8 People Who Would Probably Want You to Remember the Horrors of Martial Law
By Tim Henares
Historical revisionism is at an all-time high lately, with people saying that “everyone killed during Martial Law were merely insurgents,” as if a person having issues against a totalitarian, abusive, plundering, and crony-loving government is a crime worthy of death in the first place.
History has shown us that, like the Makapili of yore, there will always be Filipinos who will only look out for themselves, and so long as they are not the ones who are tortured and “salvaged,” then whatever the government is doing to make you feel “safer” is all good.
Except there are no guarantees that you would never be the next target, back then. We just got lucky, and some of us already believed that because it personally didn’t happen to us, then it didn’t actually happen.
Some of us roll our eyes at activists, not realizing that these activists do the stuff that we roll our eyes at so we don’t have to do it ourselves. Because, trust me: we would have to, if they weren’t there. Nobody else would be fighting for the rights we now take for granted because we think these horrors can’t happen to us.
For a country claiming to pride itself on its bayanihan spirit, we seem to like looking out only for ourselves when it’s convenient.
Another tactic against people who have issues with Martial Law is to ask if the president personally did any of these human rights abuses, which is absurd when you realize these were the same people who wanted PNoy’s head on a platter over the SAF 44 massacre. Sometimes, when more than enough bad stuff happens under your supposed watch, and under your chain of command, it comes to a point where people can no longer ignore your complicity with the blood running in the streets.
We were right to not let Noynoy off easy over his failings during Mamasapano. Why should Marcos get a pass?
Besides, neither did Marcos build the San Juanico bridge by his own hands; or the CCP, or the Film Center, or any of those other “achievements” apologists like touting about.
Ultimately, to pretend Martial Law was this amazing renaissance in our history is to betray the fact that anyone doing so only cares about themselves, and not their fellow person. That’s an interesting food for thought the next time you hold someone else’s hand while singing “Ama Namin” in church.
Here are 8 people who really hope that I am wrong about everything I just said about the Filipino’s apparent selfishness.
*Special thanks to historian Xiao Chua’s “Torytur” for the unfortunately graphic yet matter-of-fact recollection of these atrocities. If you think he made all of these up, then you go tell him, because we’re willing to take his years upon years of research and expertise on the matter over shoddy memes produced by nobody the hell knows.
8. Liliosa Hilao
Who She Was: Liliosa Hilao was 23 years old when she was killed. She was an editor of the Pamantasan ng Lungsod ng Maynila’s “Hasik.” She is considered the first detainee killed during Martial Law. She was a scholar, a consistent honor student, but none of those things protected her from death.

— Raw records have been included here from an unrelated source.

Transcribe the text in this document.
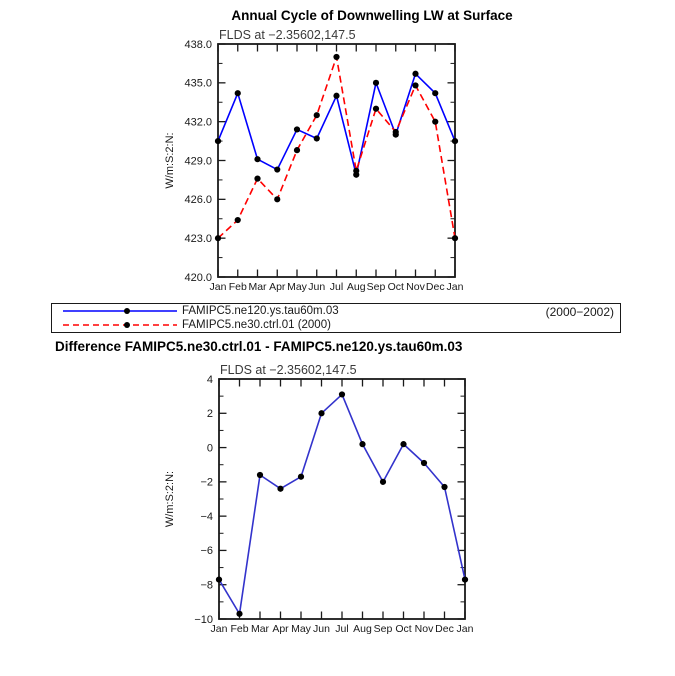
Annual Cycle of Downwelling LW at Surface
FLDS at −2.35602,147.5
420.0
423.0
426.0
429.0
432.0
435.0
438.0
Jan Feb Mar Apr May Jun Jul Aug Sep Oct Nov Dec Jan
W/m:S:2:N:
FLDS at −2.35602,147.5
−10
−8
−6
−4
−2
0
2
4
Jan Feb Mar Apr May Jun Jul Aug Sep Oct Nov Dec Jan
W/m:S:2:N:
FAMIPC5.ne120.ys.tau60m.03
FAMIPC5.ne30.ctrl.01 (2000)
(2000−2002)
Difference FAMIPC5.ne30.ctrl.01 - FAMIPC5.ne120.ys.tau60m.03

What She Did Wrong: She was a student leader who didn’t like what the government was doing. She was too sickly to even attend rallies, so she wasn’t even that high profile. But technically, she didn’t do anything wrong, really.
Who Else Does This Now: Nearly every single student leader from U.P. at present. You mean to tell me we’re supposed to kill them all, too?
The Implication: Writing about the government in anything but a favorable light despite lacking any criminal action or intent behind it is punishable by death. Failing that, being there to stand as substitute when your activist brother isn’t around to be arrested is also punishable by death.
7. Jun Quimpo
Who He Was: An activist student. His brother, Jan, disappeared despite not being an activist himself, because as #8 indicated, anyone’s blood is good enough for the blood god, even those who are literally bystanders. Jun was eventually shot in the back multiple times, a few years later.
What He Did Wrong: He sang songs and changed around the lyrics. Maybe the FILSCAP would have a problem with that nowadays, but Dolphy did it all the time, too. It just so happened that his songs were critical of the government. But technically, he did nothing wrong, really. His brother, on the other hand, officially did nothing wrong, but that didn’t stop Jan from disappearing after a warrantless arrest. Forever.
Who Else Does This Now: Michael V. Oh, no!
The Implication: The government is so fragile, you can destabilize it with music, so anyone doing that has to be killed. And their families too, for good measure.
6. Hilda Narciso
What She Did Wrong: You would think we would know, but we don’t, No charges, no accusations, no nothing. So technically, she did nothing wrong, really.
Who Else Does This Now: Every single unemployed person is technically doing nothing right now. This is apparently a crime now punishable by gang rape.
The Implication: Crimes can be heinous enough that they need to be punished by gang rape.
5. Fr. Zacarias Agatep
Who He Was: A priest who was an organizer of a farmer’s cooperative. He was shot dead while defending the land of his parishioners.
What He Did Wrong: He defended the land of his parishioners. So, technically, nothing wrong.
Who Else Does This Now: Anyone who stands with the Lumads or against mining.
The Implication: Fighting for what’s right is a crime punishable by death.